A while back there was a post about "Britishness" -
- well, this discussion is a perfect example!
Alpino caff, Chapel market Islington, a few years ago now ...
Overheard a certain Mr Hepworth pitching an idea for a new music magazine. Always wondered what became of that!!
E. Pellicci ...
... on Bethnal Green Road. After the closure of the much missed New Piccadilly on Denmark Street this has got to be the best cafe in London. Worth a special trip.
http://www.timeout.com/london/restaurants/venue/2:1001/e-pellicci
Planet Mondo
http://planetmondo.blogspot.com/2011/03/food-week-londons-most-classic-c...
Mr Mondo only just wrote about that last week.
Seconded
Pellicci's cafe in Bethnal Green is well worth a visit. It's not so much a greasy spoon as a proper old-fashioned Italian caff, of the type that were once plentiful in London, and a gem in an otherwise grim area.
That would be Beppe's
another fine old Italian run establishment thankfully swimming against the incessant tide of awful Starbucks and Costas. Try to visit, they need our support.
Hall of the Mountain Grill
Did anyone here ever go there?
Mountain Grill?
I think you'll find Leslie West has his own table by the door.
(Escapes through window clutching coat)
Apart from Dave Brock, you mean?
I bet it was a vegetrian place. Which did "interesting" brownies.
Cafe Cherubini
Great Western Road, Glasgow
Best sausages I have ever eaten.
As I am in Glasgow this weekend I fully intend eating some.
Scarborough cafés
I see Mojos has moved from its previous location, it always appealed hugely with its combination of caffeine, cake and CDs and is a compulsory stopping place for the Clefs.
I was hugely disappointed to see the 20s style Corner Café at the North Bay demolished to make way for the 'apartment block', but that's progress for you.

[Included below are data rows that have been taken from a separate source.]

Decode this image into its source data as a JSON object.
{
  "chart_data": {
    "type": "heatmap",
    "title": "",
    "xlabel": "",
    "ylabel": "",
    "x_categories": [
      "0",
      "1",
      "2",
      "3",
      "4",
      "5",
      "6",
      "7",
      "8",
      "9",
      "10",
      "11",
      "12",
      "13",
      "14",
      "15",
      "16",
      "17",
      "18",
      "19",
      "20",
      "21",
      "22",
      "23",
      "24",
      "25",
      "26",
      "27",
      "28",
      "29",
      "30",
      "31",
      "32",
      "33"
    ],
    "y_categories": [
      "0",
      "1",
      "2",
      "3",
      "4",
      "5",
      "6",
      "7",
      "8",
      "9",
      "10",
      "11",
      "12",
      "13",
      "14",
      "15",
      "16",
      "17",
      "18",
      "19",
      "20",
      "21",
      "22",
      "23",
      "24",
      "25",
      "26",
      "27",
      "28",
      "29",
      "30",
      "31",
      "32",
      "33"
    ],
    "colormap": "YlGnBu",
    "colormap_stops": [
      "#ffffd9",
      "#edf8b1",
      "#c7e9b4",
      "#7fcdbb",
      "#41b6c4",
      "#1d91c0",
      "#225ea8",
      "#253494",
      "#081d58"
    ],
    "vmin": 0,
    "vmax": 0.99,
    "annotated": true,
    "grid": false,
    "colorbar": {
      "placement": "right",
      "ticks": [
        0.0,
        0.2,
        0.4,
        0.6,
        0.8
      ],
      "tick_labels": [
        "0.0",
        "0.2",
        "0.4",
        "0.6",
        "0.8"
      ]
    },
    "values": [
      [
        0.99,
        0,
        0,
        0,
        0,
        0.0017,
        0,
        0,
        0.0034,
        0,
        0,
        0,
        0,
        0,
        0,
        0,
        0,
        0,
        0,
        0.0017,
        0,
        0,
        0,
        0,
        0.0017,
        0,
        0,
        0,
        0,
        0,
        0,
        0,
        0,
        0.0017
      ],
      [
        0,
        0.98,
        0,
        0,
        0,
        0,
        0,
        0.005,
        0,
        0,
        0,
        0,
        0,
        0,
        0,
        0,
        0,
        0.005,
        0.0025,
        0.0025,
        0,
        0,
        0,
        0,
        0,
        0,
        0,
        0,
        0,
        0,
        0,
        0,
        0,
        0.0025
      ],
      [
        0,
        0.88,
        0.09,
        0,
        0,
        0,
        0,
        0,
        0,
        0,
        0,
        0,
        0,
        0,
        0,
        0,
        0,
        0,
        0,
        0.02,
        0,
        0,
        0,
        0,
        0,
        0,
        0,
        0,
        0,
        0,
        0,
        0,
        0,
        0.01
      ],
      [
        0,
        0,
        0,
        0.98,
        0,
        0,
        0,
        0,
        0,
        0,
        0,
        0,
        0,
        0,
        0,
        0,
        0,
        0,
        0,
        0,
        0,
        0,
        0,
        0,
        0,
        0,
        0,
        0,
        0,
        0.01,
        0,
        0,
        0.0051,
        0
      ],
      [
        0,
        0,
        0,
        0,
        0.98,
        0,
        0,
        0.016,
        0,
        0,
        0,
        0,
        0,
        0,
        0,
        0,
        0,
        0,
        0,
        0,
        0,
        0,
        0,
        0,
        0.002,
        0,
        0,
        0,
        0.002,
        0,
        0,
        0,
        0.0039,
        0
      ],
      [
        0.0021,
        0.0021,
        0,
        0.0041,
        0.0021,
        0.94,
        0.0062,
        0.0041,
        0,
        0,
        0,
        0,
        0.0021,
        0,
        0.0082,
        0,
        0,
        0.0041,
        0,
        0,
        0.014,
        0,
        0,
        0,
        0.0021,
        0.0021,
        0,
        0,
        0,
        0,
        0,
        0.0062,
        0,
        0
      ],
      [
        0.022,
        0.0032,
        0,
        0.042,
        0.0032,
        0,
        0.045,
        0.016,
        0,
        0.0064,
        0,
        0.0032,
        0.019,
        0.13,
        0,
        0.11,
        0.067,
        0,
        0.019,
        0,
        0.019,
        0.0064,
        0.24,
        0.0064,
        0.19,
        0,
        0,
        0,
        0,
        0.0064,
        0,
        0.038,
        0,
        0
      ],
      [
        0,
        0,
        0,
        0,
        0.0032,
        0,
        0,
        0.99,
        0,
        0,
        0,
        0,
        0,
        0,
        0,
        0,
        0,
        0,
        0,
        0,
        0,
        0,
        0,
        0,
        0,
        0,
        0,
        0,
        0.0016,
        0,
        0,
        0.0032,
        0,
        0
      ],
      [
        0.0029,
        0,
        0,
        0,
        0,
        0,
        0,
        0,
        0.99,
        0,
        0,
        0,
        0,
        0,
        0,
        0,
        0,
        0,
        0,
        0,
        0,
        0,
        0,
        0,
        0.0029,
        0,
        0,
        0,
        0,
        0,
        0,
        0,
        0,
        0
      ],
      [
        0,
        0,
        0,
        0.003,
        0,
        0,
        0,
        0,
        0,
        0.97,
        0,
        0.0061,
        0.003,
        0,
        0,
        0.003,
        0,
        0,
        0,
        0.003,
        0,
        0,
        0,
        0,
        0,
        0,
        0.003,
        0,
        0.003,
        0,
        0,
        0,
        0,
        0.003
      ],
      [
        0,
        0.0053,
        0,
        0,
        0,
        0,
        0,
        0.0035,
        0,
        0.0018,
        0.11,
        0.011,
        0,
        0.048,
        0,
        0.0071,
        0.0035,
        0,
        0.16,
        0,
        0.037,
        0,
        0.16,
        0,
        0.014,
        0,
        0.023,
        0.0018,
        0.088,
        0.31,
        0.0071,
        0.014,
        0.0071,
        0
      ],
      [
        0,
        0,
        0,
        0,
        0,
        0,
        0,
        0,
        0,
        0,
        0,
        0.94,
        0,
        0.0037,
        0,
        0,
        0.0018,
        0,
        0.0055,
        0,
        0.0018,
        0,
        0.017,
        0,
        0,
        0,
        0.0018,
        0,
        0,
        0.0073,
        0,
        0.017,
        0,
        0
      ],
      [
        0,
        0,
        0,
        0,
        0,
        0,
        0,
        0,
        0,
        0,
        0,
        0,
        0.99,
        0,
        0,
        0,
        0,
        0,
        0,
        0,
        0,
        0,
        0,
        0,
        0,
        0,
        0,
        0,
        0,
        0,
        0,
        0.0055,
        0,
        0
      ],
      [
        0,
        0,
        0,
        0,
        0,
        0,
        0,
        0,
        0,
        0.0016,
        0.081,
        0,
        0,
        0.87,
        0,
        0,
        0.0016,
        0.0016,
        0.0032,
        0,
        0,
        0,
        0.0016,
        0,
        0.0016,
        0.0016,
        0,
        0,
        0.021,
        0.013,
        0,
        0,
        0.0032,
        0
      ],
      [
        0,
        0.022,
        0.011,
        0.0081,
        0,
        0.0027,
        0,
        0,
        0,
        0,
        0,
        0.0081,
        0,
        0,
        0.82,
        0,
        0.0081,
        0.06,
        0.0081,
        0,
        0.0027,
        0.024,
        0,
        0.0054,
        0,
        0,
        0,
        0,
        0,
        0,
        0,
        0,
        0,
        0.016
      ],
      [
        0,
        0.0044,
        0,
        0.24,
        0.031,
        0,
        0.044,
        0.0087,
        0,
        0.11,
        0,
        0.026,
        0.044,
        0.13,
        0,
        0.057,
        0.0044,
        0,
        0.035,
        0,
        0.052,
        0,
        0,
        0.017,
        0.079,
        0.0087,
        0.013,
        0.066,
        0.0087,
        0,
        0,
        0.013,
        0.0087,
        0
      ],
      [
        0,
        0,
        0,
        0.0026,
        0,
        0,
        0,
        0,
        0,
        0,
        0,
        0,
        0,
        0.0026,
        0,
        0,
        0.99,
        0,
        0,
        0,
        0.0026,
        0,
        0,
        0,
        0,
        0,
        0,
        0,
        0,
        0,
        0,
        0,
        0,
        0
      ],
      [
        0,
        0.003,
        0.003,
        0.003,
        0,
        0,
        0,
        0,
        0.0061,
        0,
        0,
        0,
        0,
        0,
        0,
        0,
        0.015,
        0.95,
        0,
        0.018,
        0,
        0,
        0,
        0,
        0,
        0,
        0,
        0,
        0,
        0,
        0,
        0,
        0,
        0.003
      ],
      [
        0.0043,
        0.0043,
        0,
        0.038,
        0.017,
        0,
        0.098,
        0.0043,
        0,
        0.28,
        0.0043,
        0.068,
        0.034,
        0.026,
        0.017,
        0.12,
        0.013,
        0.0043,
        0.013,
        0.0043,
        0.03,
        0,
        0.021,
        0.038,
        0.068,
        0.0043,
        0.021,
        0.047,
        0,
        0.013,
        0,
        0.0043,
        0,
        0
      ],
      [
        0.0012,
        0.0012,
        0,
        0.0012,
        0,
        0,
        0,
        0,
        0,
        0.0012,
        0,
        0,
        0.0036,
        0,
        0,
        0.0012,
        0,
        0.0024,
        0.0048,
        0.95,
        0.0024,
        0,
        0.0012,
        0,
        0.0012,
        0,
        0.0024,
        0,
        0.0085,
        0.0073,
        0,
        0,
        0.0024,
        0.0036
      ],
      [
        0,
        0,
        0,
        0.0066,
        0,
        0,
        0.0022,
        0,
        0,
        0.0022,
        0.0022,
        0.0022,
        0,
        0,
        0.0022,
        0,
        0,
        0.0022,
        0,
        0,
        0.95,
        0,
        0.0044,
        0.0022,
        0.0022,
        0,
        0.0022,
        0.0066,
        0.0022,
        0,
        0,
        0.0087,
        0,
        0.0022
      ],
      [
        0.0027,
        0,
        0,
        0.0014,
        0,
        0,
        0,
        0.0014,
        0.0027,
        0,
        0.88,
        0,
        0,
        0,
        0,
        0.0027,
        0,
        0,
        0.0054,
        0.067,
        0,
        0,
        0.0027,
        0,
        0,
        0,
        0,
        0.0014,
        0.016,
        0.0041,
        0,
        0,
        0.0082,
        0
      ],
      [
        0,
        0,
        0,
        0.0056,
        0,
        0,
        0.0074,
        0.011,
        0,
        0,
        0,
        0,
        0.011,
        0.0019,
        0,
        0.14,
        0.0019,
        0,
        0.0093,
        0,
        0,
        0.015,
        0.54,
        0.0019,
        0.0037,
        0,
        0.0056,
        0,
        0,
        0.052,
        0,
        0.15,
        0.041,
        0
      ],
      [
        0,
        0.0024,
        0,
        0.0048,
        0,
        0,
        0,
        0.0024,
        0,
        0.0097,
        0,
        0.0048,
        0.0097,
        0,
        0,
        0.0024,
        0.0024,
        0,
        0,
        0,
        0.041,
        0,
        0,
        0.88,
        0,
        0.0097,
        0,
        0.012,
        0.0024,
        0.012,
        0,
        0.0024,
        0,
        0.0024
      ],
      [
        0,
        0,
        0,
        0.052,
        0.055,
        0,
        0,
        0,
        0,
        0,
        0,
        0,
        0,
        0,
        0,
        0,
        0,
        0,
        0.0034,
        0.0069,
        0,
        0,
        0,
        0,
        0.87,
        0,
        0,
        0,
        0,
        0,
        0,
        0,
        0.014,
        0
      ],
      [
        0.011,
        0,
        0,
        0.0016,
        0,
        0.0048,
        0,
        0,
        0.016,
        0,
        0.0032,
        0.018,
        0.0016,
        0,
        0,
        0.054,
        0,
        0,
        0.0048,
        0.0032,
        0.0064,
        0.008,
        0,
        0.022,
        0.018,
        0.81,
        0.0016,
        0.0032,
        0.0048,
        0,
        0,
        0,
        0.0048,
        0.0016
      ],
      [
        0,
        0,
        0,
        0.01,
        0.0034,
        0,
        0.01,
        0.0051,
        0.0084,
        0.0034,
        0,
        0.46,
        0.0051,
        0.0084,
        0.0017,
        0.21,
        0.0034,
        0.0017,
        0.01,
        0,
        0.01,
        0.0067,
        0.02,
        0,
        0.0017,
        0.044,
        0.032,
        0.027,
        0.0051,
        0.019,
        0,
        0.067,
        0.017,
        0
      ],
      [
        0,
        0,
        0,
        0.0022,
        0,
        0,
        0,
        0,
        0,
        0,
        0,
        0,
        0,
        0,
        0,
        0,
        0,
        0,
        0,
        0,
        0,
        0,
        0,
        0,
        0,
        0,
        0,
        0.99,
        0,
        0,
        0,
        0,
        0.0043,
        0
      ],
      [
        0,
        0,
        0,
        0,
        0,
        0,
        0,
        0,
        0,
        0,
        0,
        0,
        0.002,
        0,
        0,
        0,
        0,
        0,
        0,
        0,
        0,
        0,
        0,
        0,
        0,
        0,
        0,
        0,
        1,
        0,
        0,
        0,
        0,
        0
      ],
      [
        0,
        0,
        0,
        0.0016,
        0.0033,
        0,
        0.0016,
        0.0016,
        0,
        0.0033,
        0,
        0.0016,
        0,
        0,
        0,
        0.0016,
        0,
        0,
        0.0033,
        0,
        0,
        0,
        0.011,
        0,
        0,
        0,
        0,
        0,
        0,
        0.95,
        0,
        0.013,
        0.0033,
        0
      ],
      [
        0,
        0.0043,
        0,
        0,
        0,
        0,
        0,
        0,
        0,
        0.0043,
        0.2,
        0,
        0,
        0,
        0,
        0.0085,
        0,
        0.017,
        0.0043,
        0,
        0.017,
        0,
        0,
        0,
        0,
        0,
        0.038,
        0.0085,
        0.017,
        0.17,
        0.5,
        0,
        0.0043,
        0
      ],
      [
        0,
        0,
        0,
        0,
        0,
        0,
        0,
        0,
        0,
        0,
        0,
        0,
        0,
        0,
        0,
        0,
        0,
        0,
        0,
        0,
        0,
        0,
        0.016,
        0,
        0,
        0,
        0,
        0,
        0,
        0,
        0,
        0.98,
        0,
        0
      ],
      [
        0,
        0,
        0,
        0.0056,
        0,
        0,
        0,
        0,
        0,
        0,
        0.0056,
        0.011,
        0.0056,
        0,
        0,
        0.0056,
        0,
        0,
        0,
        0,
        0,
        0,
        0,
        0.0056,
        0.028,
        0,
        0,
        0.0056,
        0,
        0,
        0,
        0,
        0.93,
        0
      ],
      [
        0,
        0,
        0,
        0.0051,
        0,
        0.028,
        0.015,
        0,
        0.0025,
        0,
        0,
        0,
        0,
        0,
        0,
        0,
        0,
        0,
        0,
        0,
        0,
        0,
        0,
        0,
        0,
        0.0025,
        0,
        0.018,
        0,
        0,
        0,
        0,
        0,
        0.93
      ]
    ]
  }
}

The North Bay café is more your traditional caff and ideal to dash into to escape the elements.
But which is the best fish and chip shop in Scarborough? If not the UK? I feel a whole new thread coming on.
My Grandad used to take me
My Grandad used to take me to the Corner Café as a youngster, I have memories of eating NICE biscuits there, whilst my brother ran havoc under the tables.
Scarborough is quite poor re fish and chip shops, I’m allergic to fish, but the chips and fish (I’m told) are usually okay from Capplemans off Northway and Seamer Chip shop on the outskirts. You should start a fish and chips thread!
Pie and Mash
Thanks for the shout Simon, perhaps off-topic, but I've also been on a buzz for Pie and Mash lately - taste test and scores on the doings here..
http://planetmondo.blogspot.com/2011/03/food-week-pie-mash-and-liquor.ht...
http://planetmondo.blogspot.com/2011/03/pie-in-this-guy.html
Terror
As well as "The Breakfast Of Justice" rumour has it that MOJOS in Scarborough now does a special under the counter "Breakfast Of Terror".